Listen To Article
Last Sunday, I went to church with my dad.
We entered through the back door, avoiding the social banter in the foyer. And I immediately saw the people I was looking for toward the back of the sanctuary, some in the soft seats, others a few pews ahead of them. Once the center of church life, they now sit together in the back — the widows and older couples — the ones I most wanted to see.
They are diminished in the world’s eyes, to be sure, accompanied by canes and wheelchairs, scarred by loss and age. Yet their eyes light up when they see me.Their hands reach out to grasp mine, and they are quick to ask questions about my dad and my husband and family. I find comfort in their resilience, in their staying. They will never know it, but they are my touchpoint at this church now.
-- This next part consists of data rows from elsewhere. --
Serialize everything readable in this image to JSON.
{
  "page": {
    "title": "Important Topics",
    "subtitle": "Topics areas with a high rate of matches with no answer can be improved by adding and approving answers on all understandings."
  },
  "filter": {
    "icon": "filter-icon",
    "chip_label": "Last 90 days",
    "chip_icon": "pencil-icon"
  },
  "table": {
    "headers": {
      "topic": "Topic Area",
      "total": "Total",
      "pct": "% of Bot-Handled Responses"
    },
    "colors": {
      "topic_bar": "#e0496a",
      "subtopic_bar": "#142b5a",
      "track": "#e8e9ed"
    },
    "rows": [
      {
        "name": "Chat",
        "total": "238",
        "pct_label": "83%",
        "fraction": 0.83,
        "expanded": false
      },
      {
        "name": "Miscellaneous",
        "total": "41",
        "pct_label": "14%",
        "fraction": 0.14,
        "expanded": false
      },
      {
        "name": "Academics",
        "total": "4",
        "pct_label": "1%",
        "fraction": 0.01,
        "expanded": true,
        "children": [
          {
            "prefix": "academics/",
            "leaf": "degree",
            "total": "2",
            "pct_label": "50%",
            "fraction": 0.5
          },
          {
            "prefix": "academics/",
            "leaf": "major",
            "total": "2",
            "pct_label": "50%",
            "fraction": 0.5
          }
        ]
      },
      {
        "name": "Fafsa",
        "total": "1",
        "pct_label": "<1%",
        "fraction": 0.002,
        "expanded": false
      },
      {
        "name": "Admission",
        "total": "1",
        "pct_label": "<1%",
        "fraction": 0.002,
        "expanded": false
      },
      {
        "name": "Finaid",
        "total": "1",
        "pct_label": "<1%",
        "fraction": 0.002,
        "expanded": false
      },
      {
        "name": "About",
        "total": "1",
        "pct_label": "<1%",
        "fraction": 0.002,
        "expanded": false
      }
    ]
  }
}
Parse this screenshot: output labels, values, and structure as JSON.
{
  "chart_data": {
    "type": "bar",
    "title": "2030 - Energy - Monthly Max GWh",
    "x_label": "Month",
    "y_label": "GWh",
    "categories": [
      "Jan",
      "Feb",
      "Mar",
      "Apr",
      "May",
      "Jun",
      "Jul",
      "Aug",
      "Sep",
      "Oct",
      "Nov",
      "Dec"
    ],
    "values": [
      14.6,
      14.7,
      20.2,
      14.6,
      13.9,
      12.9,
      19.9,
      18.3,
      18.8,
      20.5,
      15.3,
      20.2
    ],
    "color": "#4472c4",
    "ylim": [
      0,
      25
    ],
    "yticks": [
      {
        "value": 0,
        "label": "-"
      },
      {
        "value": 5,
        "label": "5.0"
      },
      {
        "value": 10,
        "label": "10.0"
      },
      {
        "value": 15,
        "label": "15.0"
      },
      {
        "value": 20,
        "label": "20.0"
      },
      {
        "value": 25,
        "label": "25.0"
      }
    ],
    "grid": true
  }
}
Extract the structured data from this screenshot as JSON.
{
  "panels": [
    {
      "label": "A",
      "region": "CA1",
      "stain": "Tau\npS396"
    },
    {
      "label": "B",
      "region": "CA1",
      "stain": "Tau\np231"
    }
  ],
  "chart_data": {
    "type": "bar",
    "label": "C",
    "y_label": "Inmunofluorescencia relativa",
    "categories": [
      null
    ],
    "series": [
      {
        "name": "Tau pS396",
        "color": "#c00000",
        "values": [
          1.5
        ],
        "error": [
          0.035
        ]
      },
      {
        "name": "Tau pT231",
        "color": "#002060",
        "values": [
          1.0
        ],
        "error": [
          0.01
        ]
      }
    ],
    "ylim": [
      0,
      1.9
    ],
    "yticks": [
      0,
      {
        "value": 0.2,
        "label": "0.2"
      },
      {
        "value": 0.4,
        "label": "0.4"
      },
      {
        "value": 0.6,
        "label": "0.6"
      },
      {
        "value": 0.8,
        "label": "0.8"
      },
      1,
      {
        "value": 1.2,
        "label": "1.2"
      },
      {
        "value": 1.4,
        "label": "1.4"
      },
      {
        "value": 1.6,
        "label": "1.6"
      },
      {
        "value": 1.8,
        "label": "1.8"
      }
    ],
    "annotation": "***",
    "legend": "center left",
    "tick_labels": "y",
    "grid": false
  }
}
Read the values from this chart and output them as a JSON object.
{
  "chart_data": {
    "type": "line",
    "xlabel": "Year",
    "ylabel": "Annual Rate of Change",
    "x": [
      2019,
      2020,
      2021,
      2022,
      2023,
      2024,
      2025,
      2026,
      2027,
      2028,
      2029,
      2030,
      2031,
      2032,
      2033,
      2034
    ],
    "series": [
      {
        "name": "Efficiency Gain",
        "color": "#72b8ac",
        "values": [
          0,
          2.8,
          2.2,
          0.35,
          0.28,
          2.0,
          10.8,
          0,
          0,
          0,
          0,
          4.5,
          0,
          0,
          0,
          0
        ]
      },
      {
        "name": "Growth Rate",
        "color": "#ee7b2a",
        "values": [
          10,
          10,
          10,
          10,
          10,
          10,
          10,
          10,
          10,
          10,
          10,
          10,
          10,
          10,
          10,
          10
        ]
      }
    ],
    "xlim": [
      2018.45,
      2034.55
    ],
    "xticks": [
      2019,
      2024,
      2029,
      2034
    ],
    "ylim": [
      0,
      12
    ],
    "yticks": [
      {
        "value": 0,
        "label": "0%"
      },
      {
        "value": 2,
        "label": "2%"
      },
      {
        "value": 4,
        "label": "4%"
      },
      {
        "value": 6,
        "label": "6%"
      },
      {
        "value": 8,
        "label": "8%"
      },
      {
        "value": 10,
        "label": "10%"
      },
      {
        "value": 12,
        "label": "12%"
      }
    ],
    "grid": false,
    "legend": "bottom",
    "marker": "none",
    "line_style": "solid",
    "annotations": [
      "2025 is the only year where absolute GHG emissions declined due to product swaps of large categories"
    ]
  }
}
When I was little, the church was my playground. With its orange carpet and stained glass windows, it was a welcoming space on Saturday mornings when my twin sister and I accompanied my mom to the sanctuary and listened to the rich tones of the organ as she prepared for Sunday’s service. We watched her stocking feet dance on pedals and admired her fingers as they waltzed on keys. And when we got tired of that, we would play under the pews, sometimes playing hide and seek and sometimes coloring with crayons to pass the time.
I remember very little about Sunday services — save for the music — and the mints and dollar bills that my parents would tuck into our palms to keep us quiet, and to instill in us the practice of tithing. We arrived early and were in one of the last cars out of the parking lot. We always sat close to the front, so that mom wouldn’t have far to walk when she left the organ bench and joined us in a pew.
Most Sundays remain a blur to me, but I remember the events more clearly.
Eighth grade graduation — my sister crying as she spoke of the loss of our custodian and bus driver, my embarrassment of her tears, my inability to see strength in her grief.
The funeral of my grandfather –the peach rose bud in his hands, the kiss my grandmother gave him before we walked down the center aisle to the front pews, the rain that spilled down stained glass.
My last Sunday in California before I moved to Colorado — the juxtaposition of anticipation and loss, the encouraging words and soft hugs from those who had watched me grow up.
The wedding I’d long dreamed of — the trumpet descant, pews filled with family and friends, my husband in his too-small shoes gamely smiling for photo after photo.
Christmas mornings with my Colorado family in tow — our children the focus of warmth and attention and “are those Tami’s kids?”
And then a string of funerals, all leaving my mom and dad standing more and more alone.
Last August, the church opened its arms to us again when we celebrated my mom’s life with organ and piano music that she would have loved. And the people who have watched my comings and goings were there once more: overflowing with grief, yet steadfast and faithful and kind. They have propped us up with prayer in these long and lonely days. And I am grateful.
And so I sat next to my dad on Sunday. The organ was silent but I remembered the golden tones mom used to play, the voices singing “Blessed assurance, Jesus is mine” at Grandpa’s funeral, the cousins gathered to honor Grandma, and all of the other blurry moments that shaped my early faith.
Perhaps it was my imagination, but it seemed the voices intensified as we sang “O Jesus, Lord and Savior, I give myself to Thee, For Thou, in Thy atonement, didst give Thyself for me; I own no other Master, my heart shall be Thy throne; My life I give, henceforth to live, O Christ, for Thee alone.”
We left quickly, ducking away from questions and conversations, heading home to a house that is simultaneously empty and yet full of memory and love.
When I was young, the church was a building, a destination, a venue. It was on those steps that my brother was baptized and my sister and I first sang a duet, in the classrooms that we taught Vacation Bible School, and the chancel where we affirmed our faith. We celebrated anniversaries in the social hall, daydreamed in pews, and rocked babies in the nursery. My faith was simple and shallow then, a tiny seed in fertile soil.
Now I recognize that church is far more than a building. It is a people who have weathered life together, who have navigated disagreements and disappointments, who have held onto the promises of God, who still stand to sing four part harmony in the now-rare hymn, and who continue to extend God’s grace to me, a now-middle aged woman with a more complicated faith, a grieving heart, and a determination to follow their lead and stay.